By creating such a compressed timeline for compulsory “repatriation,” Khartoum knows perfectly well this will vastly compound the humanitarian difficulties in the South. Indeed, this is the reason that Khartoum has halted the movement of barge traffic on the White Nile carrying returnees: to prolong their ordeal and desperation on arrival. Perhaps this deliberate distress inflicted on South Sudan is meant to create diplomatic leverage in resolving the dispute over oil revenues, where Khartoum’s negotiating brinksmanship has backfired and compelled the South to shut down all oil production. But exacerbating humanitarian crises is unlikely to succeed in changing the views of the southern leadership.
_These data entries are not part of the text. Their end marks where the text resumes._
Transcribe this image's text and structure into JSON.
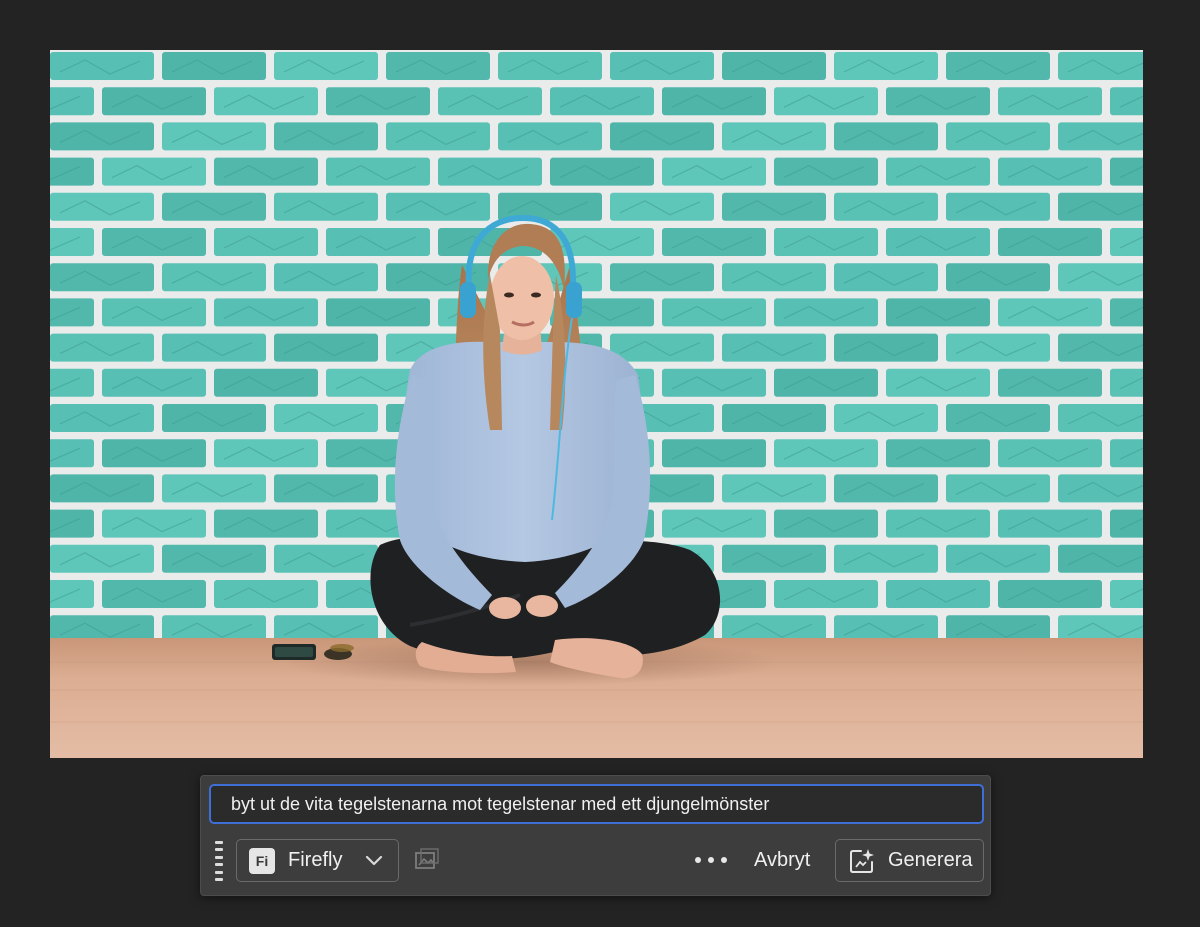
{
  "prompt": {
    "value": "byt ut de vita tegelstenarna mot tegelstenar med ett djungelmönster"
  },
  "model_picker": {
    "badge": "Fi",
    "label": "Firefly"
  },
  "actions": {
    "cancel_label": "Avbryt",
    "generate_label": "Generera"
  },
  "icons": {
    "grip": "drag-handle-icon",
    "model_dropdown": "chevron-down-icon",
    "reference_image": "reference-image-icon",
    "more": "more-options-icon",
    "generate": "generative-sparkle-icon"
  },
  "colors": {
    "app_background": "#232323",
    "taskbar_background": "#3d3d3d",
    "input_focus_border": "#3e6fd8",
    "brick_teal": "#53bdb1",
    "mortar": "#e9ecea",
    "floor_wood": "#d7a98c"
  }
}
Ominously, the more likely explanation is that this is all to further weaken the South and make it more vulnerable to military incursions of the sort we have seen this week at Jau, and in relentless aerial bombardment of sovereign southern territory. If conflict resumes, it will be a war of attrition, a war in which humanitarian needs are simply used as another weapon—and great numbers of civilians will die. It will, in short, be like all wars waged by this regime.

Eric Reeves, a professor at Smith College, has published extensively on Sudan, nationally and internationally, for more than a decade. He is author of A Long Day’s Dying: Critical Moments in the Darfur Genocide.